Cory McCartan is the Hoben and Patricia Thomas and Thomas and Ann Hettmansperger Early Career Professor of Statistics at Penn State and a faculty affiliate in political science. His research focuses on methodological and applied problems in the social sciences, including elections, legislative redistricting, racial disparities, and missing data. He is a Co-PI of the Algorithm-Assisted Redistricting Methodology (ALARM) Project at Harvard University. As part of his research, he also develops and maintains a number of R packages for visualization, redistricting, and statistical analysis.

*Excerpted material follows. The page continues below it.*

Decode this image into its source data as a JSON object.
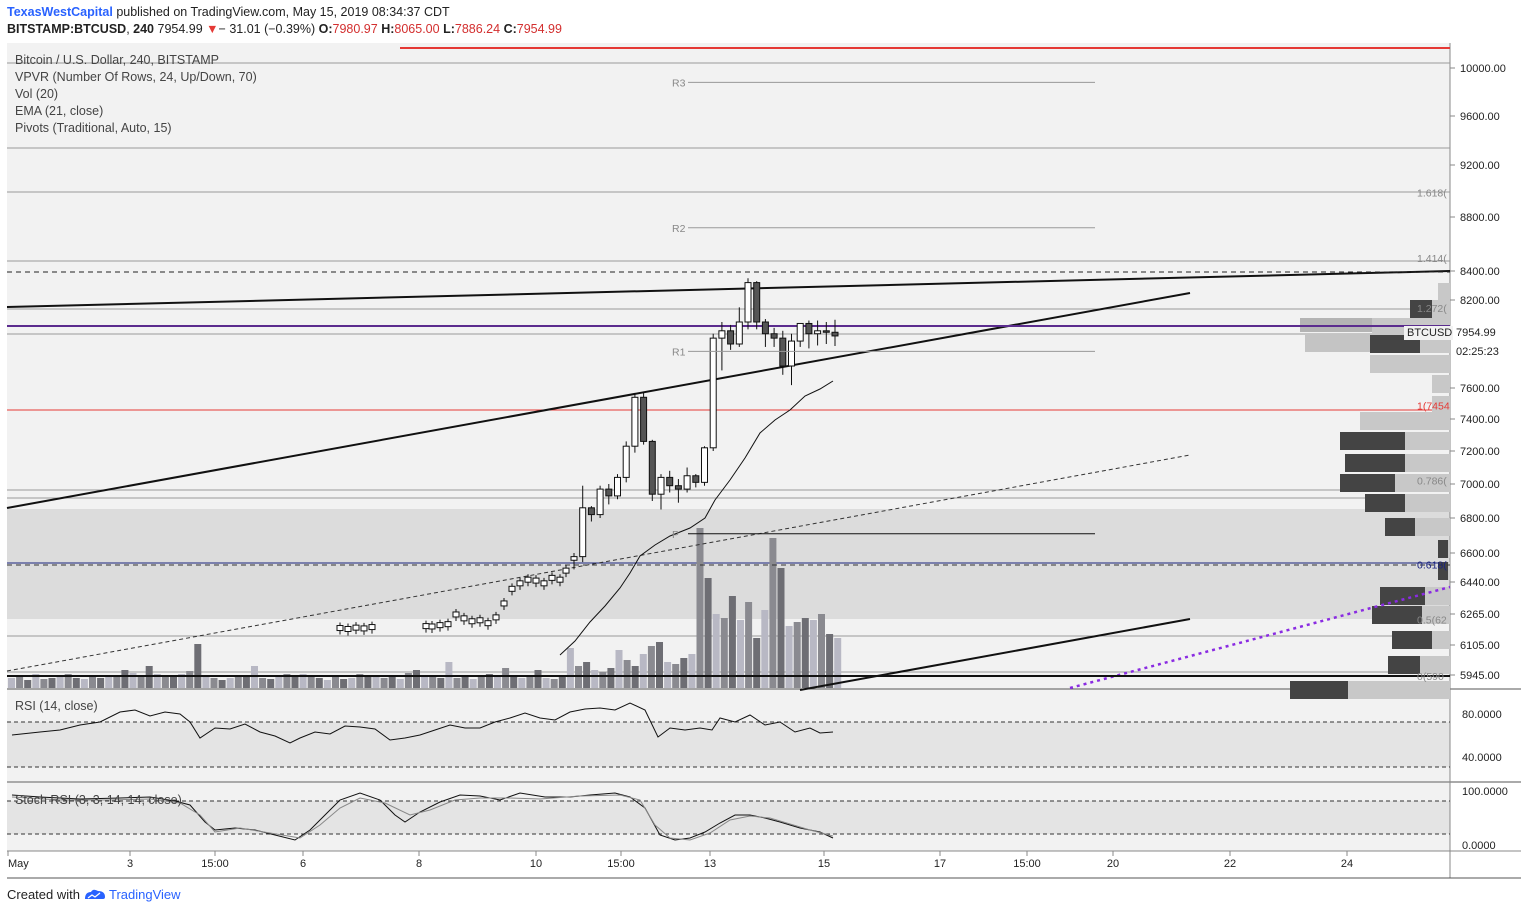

Homepage: corymccartan.com

Invited Talk: Prof. Fredrik Johansson

Title: Learning Causally Sound and Interpretable Composite Endpoints for Clinical Trials

Abstract:

Randomized clinical trials are considered the gold standard evidence for learning about the causal effects of medical interventions, but have natural limitations on scope and length. This often rules out targeting long-term outcomes of interest, such as mortality or cardiovascular disease, as these endpoints won’t be observed for most participants during the length of the trial. Instead, researchers turn to surrogate endpoints that are associated with the primary outcome of interest and can be observed during the trial. This presents a problem: What constitutes a good surrogate? In theory, a good surrogate is one for which the effect of the treatment is predictive of its effect on the primary outcome, but the definition alone does not reveal how to find such a variable. More than that, to be useful in a clinical trial, the surrogate must be approved by a regulatory body when registering the trial, necessitating its interpretability. In this talk, I will discuss the implications of this, algorithms that can provably learn composite surrogates from observational data, and situations where there is no hope to find a good surrogate.

Bio:

Fredrik Johansson is associate professor of Computer Science & Engineering at Chalmers University of Technology, where he runs the Healthy AI Lab, dedicated to develop machine learning methods and theory to advance decision making in healthcare.

Homepage: healthyai.se

Invited Talk: Prof. Ashkan Panahi

Title: Learning Trajectories of Large Neural Networks: A Statistical Analysis

Abstract:

The statistical behavior of neural networks strongly depends on the way they are trained. This observation has made the analysis of learning trajectories a central problem in theoretical machine learning. While such trajectories can be extremely complex to analyze exactly, they often exhibit a simpler structure in asymptotically large settings, where they depend on fewer effective parameters that capture the overall behavior of the model. In this talk, we review recent developments in this area. In particular, we introduce a Gaussian comparison technique that relates the dynamics of learning trajectories to alternative dynamical systems that may be more tractable to analyze. Our results hold in finite dimensions and provide a rigorous justification of earlier findings obtained through alternative approaches such as dynamical mean field theory

Bio:

Ashkan Panahi is a researcher and associate professor in the Department of Computer Science and Engineering at Chalmers University of Technology. Originally trained in electrical engineering with a specialization in communication systems, he received his PhD in signal processing in 2015. Since then, his research has focused on the theoretical foundations of statistical machine learning, optimization, and information theory. His work spans areas including distributed and federated learning, graph-based machine learning, signal processing, and statistical inference, with applications in modern AI systems and networked data analysis. He currently leads a research group developing efficient methods for multi-scale transformer-based image processing and general approaches to knowledge transfer, with a particular emphasis on cell microscopy imaging.